Guardando a ciò che si è scelto di tramandare ai posteri fra gli avvenimenti riguardanti la seconda guerra mondiale, non può non sottolinearsi come l’attuazione di politiche d’internamento da parte degli Stati Uniti nei confronti di coloro che erano considerati “Alien Enemies”, ovvero residenti non naturalizzati originari dei Paesi dell’Asse, sia senza dubbio tra gli eventi su cui si è fatta pochissima luce.
Va in primo luogo ricordato che la “grande democrazia” americana non era nuova all’uso di simili mezzi; già nel corso della prima guerra mondiale, infatti, il trattamento riservato ai tedeschi residenti ma non naturalizzati non fu dei migliori. All’indomani della dichiarazione di guerra dell’aprile del 1917, circa mezzo milione di tedeschi, venne dichiarato “alien enemy” e la sola colpa di essere sudditi dell’impero austro-ungarico consentì, grazie ad un mandato presidenziale, l’arresto immediato della gran parte di loro. Nonostante il protrarsi della prigionia non fu pari all’intera durata della guerra, non si può dire che la vita che li attese poi risultò essere meno dura; i tedescoamericani, infatti, furono vittime di una vera e propria campagna d’odio che in alcuni casi assunse i tratti di una vera e propria persecuzione, attuata da parte delle autorità governative locali e della popolazione. La guerra alla cultura degli “Huns” (Unni), che tutti gli americani avevano abbracciato ampiamente, fu estesa anche alle opere di Beethoven, Brahms e Wagner di cui fu vietata l’esecuzione. I nomi di tutte le strade e di tutti i luoghi pubblici, precedentemente intitolati a personaggi tedeschi furono modificati. L’uso del tedesco venne scoraggiato ed in alcuni Stati fu addirittura proibito nel corso di eventi pubblici, inclusi i riti religiosi. Nemmeno i nomi propri delle pietanze della gastronomia germanica furono mantenuti.

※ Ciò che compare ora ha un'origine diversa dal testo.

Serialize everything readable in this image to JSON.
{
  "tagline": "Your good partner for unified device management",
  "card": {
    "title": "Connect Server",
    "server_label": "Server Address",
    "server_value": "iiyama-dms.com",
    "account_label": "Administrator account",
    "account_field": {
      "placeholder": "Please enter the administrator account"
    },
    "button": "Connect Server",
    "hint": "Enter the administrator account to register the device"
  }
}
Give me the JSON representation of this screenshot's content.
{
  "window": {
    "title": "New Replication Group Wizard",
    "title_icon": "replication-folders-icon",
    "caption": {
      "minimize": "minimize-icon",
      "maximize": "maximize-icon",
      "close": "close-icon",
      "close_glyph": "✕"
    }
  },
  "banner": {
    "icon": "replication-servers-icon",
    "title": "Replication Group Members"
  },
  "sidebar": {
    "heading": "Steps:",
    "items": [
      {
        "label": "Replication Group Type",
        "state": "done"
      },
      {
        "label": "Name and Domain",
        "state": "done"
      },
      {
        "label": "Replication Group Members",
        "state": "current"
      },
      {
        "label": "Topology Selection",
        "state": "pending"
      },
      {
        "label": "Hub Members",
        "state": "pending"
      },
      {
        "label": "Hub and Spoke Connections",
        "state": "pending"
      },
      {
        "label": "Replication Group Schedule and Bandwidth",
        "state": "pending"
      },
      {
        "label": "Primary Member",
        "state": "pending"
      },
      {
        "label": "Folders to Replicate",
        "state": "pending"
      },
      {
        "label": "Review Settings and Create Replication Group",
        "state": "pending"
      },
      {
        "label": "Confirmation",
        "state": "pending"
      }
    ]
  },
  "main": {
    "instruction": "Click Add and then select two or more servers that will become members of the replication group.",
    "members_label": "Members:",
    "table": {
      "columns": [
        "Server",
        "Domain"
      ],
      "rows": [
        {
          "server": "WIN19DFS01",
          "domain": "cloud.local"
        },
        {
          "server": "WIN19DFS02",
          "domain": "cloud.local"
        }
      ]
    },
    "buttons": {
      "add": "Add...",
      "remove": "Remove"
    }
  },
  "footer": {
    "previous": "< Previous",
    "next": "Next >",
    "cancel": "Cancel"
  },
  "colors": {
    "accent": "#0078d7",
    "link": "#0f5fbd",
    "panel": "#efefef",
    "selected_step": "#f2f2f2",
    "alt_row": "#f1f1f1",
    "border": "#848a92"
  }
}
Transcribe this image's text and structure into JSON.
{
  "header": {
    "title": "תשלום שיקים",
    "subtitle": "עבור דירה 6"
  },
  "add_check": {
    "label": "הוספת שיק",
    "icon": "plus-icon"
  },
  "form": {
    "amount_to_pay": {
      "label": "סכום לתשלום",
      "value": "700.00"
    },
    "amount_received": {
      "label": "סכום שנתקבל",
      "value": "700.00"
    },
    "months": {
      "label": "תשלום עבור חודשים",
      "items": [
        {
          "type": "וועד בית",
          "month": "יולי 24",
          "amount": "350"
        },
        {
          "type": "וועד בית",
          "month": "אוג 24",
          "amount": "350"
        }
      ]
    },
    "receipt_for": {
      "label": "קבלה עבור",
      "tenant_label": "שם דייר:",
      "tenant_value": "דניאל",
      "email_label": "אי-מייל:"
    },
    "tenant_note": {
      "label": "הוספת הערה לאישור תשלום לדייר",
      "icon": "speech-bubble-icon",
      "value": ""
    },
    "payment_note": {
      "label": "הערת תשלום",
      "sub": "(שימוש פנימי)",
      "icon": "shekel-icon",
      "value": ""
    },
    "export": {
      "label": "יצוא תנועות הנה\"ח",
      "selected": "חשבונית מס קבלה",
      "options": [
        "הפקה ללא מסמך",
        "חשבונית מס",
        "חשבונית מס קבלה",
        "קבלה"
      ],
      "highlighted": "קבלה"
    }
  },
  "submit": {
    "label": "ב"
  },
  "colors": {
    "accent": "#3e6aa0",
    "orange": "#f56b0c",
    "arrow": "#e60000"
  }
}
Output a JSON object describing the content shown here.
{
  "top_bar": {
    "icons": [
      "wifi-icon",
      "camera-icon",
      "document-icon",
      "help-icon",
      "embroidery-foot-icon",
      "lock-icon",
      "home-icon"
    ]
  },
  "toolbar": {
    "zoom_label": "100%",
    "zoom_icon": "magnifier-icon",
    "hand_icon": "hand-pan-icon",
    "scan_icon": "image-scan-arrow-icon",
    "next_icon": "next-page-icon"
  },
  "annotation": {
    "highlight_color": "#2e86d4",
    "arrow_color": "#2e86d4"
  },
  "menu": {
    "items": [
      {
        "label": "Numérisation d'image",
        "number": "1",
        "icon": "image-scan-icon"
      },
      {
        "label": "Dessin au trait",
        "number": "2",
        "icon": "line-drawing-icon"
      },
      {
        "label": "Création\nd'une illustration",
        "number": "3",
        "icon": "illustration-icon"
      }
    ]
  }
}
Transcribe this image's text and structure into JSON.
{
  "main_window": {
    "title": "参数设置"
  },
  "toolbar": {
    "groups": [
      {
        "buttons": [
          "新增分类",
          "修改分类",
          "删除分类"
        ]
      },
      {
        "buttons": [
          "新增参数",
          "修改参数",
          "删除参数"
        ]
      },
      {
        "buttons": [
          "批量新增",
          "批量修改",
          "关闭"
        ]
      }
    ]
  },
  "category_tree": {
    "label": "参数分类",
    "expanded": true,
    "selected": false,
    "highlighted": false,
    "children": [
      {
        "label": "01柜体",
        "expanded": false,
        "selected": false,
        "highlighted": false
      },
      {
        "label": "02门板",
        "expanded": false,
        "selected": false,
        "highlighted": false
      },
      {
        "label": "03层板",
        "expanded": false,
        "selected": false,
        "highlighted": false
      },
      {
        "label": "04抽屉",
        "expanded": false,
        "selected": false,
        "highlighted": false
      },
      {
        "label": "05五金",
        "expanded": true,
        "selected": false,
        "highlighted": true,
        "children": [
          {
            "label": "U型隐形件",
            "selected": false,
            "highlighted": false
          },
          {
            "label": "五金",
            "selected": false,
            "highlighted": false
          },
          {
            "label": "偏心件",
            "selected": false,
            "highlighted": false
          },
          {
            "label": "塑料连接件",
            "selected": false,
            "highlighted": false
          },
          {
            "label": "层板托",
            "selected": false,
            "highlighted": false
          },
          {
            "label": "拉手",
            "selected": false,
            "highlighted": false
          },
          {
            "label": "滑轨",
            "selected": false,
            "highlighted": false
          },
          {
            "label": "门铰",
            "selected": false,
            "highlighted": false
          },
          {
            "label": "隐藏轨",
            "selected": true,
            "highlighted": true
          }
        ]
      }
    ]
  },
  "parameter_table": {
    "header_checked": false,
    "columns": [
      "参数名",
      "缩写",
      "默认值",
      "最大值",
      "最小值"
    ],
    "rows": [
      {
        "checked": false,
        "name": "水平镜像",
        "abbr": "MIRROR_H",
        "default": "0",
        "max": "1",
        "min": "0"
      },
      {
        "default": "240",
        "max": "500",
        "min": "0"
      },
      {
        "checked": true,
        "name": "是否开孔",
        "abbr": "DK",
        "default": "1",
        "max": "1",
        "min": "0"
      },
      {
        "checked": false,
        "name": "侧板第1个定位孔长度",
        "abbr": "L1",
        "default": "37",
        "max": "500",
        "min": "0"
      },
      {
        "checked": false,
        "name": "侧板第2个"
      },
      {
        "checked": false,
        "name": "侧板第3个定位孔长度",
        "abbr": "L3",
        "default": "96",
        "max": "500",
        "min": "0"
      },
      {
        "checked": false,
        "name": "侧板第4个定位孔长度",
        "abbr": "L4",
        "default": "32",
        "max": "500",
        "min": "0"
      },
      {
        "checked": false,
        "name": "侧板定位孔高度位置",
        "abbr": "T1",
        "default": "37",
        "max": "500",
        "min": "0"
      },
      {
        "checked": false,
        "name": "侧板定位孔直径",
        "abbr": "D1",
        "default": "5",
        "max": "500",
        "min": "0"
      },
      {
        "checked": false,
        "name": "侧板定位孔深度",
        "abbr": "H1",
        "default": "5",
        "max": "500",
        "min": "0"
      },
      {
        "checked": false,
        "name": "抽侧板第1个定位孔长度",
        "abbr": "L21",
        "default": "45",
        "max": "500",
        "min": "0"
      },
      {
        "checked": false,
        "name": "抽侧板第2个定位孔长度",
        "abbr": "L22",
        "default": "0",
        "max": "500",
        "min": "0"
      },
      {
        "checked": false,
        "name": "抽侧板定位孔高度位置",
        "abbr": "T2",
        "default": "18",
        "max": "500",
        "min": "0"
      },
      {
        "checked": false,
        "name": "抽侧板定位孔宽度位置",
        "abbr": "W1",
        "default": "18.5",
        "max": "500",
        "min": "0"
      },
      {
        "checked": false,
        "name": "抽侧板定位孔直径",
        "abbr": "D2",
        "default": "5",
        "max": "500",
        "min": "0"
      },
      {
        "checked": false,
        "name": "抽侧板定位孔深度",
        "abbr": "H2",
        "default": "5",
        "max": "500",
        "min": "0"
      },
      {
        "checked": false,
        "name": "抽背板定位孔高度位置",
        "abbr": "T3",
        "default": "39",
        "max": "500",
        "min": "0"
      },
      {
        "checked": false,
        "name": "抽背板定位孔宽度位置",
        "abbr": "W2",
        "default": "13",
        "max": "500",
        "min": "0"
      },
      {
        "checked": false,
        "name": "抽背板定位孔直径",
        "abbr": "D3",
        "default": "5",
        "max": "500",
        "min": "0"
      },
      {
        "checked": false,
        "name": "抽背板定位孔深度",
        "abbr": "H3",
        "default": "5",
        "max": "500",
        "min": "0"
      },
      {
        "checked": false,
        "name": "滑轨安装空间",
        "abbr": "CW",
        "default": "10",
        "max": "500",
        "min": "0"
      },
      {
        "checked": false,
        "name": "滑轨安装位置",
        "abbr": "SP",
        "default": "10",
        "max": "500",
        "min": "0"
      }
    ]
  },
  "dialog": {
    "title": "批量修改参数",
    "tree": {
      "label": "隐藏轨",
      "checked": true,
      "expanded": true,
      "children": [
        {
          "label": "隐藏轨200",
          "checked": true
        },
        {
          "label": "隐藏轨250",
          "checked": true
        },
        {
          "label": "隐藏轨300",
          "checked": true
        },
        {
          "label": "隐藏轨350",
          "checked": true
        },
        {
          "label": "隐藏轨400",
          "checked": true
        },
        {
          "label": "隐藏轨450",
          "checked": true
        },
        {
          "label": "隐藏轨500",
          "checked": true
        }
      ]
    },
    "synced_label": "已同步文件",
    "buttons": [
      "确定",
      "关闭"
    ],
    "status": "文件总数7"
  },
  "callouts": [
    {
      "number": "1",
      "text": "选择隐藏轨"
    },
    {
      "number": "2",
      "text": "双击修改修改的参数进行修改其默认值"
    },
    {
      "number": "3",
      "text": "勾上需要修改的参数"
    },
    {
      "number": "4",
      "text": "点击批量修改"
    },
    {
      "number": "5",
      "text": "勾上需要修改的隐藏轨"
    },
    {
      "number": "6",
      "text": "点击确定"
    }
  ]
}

Se questo fu quanto accadde nel corso della prima guerra mondiale nei confronti dei tedeschi, le cose non andarono meglio durante la seconda guerra mondiale, quando, considerati come la “quinta colonna” dei Paesi dell’Asse dediti alla destabilizzazione del fronte interno, tedeschi, italiani e soprattutto nippoamericani furono sottoposti ad una serie di manovre restrittive attuate nei loro confronti dal governo a stelle e strisce
L’internamento di tedeschi ed italiani cominciò più di due anni prima che gli Stati Uniti, nel dicembre del 1941, entrassero formalmente in guerra. In seguito all’attacco alla Polonia del settembre del 1939 da parte della Wermacht, infatti, il governo statunitense diede ordine di internare i marinai di alcune navi tedesche che ancora non avevano lasciato i porti americani. Identica fu la sorte che colpì, dopo il giugno del 1940, un migliaio di italiani, residenti temporaneamente negli Usa in quanto marinai o lavoratori impiegati nei ristoranti dei padiglioni italiani all’Esposizione mondiale tenutasi a New York nel 1939-1940.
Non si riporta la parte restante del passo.